Blair was calling them — no instructions from Mike. Old Mike likes to develop smart quarters. You never can tell when you might need one. Look what quarterbacking did for Columbia in the ’47 season.

They swept around left end, and the play piled up after six yards, with Sir Gallahan on the bottom. The next time they smashed through the other side of the line from me, and I called it in time to swing out and come down on it from the side. Both Gallahan and I dumped the ball carrier.

Gallahan bounced up like a rubber ball. He had a wide grin on his face. “This is the way we did it at Yohannus!” he said. “This is football!”

“Don’t take it so serious, kid,” Big Hunk said mildly. “This is practice. Remember?”

Sir Gallahan gave him that blue-eyed look, but he wasn’t smiling. “I like to take it serious,” he said flatly. “To me it’s important. I’m going to earn myself a berth in the top backfield you got at Karr.”

It’s the sort of a thing you might think, but you don’t say it. Not in front of a lot of guys who get some of the bread and butter from the top-team slots.

Then it began to get really rugged. For Gallahan.

Shelevat mumbled to Blair and the next powerhouse play bounced off the left side of our line. Then Toroki ran wide and flipped a lateral outside to Shelevat, and Gallahan rolled onto his feet after a vicious block and yelled as he cracked into Shelevat.

Sir Gallahan got up, and Shelevat didn’t.

Johnny Jerome came out and the P.A. system told us to take it twice around the field and into the showers.

Gallahan was dressing ten feet down the bench from me when Sid Raegen strolled in. Raegen is the black and bitter type.

“Nice going, kid,” he said to Gallahan, his voice loaded with contempt.

Sir Gallahan looked up quickly, his pleased smile slowly fading as he saw the expression on Raegen’s face.

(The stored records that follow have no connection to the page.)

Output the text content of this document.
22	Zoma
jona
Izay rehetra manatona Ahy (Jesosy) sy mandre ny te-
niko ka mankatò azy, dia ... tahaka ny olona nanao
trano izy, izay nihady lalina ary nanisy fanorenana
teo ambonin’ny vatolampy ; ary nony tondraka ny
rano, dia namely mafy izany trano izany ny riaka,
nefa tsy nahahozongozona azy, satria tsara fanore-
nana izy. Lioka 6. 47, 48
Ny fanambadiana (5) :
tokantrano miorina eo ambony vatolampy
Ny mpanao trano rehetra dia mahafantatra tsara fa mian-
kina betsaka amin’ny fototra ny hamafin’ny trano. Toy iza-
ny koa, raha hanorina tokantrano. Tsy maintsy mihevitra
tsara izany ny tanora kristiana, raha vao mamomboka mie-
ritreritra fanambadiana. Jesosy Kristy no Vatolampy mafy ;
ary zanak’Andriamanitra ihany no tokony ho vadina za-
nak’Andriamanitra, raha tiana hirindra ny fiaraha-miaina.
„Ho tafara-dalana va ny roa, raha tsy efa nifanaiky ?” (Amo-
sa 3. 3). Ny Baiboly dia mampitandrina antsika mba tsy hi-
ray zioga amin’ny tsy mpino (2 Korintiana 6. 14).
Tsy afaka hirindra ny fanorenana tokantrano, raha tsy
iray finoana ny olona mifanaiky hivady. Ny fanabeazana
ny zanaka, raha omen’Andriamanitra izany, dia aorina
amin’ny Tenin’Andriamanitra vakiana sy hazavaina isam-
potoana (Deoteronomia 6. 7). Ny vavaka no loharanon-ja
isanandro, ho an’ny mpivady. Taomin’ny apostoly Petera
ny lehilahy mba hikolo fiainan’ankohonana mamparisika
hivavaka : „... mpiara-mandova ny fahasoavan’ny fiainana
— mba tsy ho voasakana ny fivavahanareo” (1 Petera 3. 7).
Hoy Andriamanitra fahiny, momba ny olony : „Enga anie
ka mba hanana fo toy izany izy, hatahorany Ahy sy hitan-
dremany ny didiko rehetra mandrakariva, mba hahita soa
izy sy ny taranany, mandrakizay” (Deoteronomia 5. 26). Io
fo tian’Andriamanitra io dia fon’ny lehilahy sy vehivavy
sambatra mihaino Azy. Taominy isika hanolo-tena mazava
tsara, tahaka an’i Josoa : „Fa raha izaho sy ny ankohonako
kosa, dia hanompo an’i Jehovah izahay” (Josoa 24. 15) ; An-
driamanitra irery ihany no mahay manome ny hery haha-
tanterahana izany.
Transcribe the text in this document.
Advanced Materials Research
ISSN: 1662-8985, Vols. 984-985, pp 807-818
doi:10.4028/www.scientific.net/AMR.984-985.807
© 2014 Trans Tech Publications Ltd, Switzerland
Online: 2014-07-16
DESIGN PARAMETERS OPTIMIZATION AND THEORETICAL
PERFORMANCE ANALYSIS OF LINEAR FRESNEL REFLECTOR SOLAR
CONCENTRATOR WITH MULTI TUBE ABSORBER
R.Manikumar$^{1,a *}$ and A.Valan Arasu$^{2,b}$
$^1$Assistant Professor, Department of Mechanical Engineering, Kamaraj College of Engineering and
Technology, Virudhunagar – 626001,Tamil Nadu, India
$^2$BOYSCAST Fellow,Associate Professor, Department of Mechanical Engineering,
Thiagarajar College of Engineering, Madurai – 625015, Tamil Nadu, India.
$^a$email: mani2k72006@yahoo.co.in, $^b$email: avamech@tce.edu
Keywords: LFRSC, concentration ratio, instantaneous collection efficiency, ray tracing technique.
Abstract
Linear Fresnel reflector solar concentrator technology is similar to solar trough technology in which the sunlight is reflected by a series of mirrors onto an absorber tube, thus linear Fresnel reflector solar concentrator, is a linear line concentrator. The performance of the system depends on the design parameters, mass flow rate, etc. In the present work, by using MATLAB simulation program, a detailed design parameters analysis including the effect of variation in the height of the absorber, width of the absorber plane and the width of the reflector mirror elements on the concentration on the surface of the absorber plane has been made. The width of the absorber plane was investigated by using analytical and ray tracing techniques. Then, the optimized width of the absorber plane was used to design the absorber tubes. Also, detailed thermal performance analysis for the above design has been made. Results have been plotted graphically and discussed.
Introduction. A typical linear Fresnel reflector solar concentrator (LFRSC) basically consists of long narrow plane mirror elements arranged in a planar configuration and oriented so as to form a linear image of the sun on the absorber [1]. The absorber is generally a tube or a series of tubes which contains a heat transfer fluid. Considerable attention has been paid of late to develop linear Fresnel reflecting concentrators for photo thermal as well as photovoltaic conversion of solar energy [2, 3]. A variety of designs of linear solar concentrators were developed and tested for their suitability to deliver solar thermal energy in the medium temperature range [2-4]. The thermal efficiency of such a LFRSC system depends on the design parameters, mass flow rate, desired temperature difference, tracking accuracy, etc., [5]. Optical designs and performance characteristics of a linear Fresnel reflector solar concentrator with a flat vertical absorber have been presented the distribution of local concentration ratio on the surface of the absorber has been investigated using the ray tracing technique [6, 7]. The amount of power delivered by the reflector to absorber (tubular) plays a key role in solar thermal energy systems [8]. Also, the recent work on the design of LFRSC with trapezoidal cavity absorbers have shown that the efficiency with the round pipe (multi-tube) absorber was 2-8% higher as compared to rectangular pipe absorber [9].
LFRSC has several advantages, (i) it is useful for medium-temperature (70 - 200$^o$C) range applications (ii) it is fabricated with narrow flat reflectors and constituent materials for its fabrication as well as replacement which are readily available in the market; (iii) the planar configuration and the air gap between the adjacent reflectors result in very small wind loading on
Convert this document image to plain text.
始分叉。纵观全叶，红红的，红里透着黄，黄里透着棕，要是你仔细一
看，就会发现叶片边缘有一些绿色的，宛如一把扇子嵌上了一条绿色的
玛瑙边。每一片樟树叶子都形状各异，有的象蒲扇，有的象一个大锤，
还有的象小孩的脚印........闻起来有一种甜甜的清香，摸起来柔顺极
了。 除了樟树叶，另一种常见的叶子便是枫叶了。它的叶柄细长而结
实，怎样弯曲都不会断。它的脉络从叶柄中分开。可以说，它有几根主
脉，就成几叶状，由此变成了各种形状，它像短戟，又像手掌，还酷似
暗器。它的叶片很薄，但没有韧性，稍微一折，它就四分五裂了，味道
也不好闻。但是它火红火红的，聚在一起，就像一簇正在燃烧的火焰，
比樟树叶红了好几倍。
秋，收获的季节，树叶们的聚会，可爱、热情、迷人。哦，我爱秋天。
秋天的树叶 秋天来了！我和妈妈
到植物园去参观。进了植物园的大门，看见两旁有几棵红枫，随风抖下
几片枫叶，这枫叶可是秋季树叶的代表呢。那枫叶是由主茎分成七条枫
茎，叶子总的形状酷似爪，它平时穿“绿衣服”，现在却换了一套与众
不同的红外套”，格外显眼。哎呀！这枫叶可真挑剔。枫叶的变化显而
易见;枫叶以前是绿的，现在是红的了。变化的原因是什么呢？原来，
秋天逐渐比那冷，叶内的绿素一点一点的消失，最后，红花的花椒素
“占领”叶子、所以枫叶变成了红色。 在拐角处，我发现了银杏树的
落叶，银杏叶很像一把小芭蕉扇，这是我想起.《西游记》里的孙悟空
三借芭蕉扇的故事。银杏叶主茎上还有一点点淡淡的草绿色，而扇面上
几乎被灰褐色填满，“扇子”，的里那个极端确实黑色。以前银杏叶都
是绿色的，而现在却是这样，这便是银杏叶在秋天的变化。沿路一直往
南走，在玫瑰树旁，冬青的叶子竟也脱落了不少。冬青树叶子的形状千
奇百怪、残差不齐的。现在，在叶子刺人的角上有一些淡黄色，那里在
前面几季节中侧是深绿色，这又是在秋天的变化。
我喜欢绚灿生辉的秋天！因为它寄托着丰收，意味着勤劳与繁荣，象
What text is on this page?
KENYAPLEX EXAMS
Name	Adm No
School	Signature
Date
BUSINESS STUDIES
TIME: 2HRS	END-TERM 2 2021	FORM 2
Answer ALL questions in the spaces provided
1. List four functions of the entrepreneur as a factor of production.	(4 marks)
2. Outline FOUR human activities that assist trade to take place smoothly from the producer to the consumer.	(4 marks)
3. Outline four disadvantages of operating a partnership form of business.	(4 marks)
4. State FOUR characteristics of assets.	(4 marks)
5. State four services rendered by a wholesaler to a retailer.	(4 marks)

Raegen said, “We keep a fast, smart club here, kid. We save the old school try for the schedule. Maybe Shelevat will be okay for the first game. Maybe not. So you’ve helped us a hell of a lot. Skimmer is worth nine of you.”

Gallahan stood up. The blue eyes suddenly were narrow, dangerous. “If the coach wanted us to play pattycake, Mr. Raegen, he would have said so. I didn’t hit Shelevat any harder than I was hit.”

“You’re a smart little backwoods punk, Gallahan. I don’t like your face.”

Gallahan moved toward Raegen like a cat. He flowed along. It was a sort of movement that didn’t go with his build, and with that wide-open face. But as be got close, his balled fists slowly dropped and the fury left his face. It was then that Raegen hit him.

I remembered catching a sledge hammer in my middle and waited for the counterpunch. It didn’t Gallahan stood there, the blood trickling down his chin, looking almost sleepy. “I might have known it,” Raegen said, almost to himself. He turned on his heel and walked away.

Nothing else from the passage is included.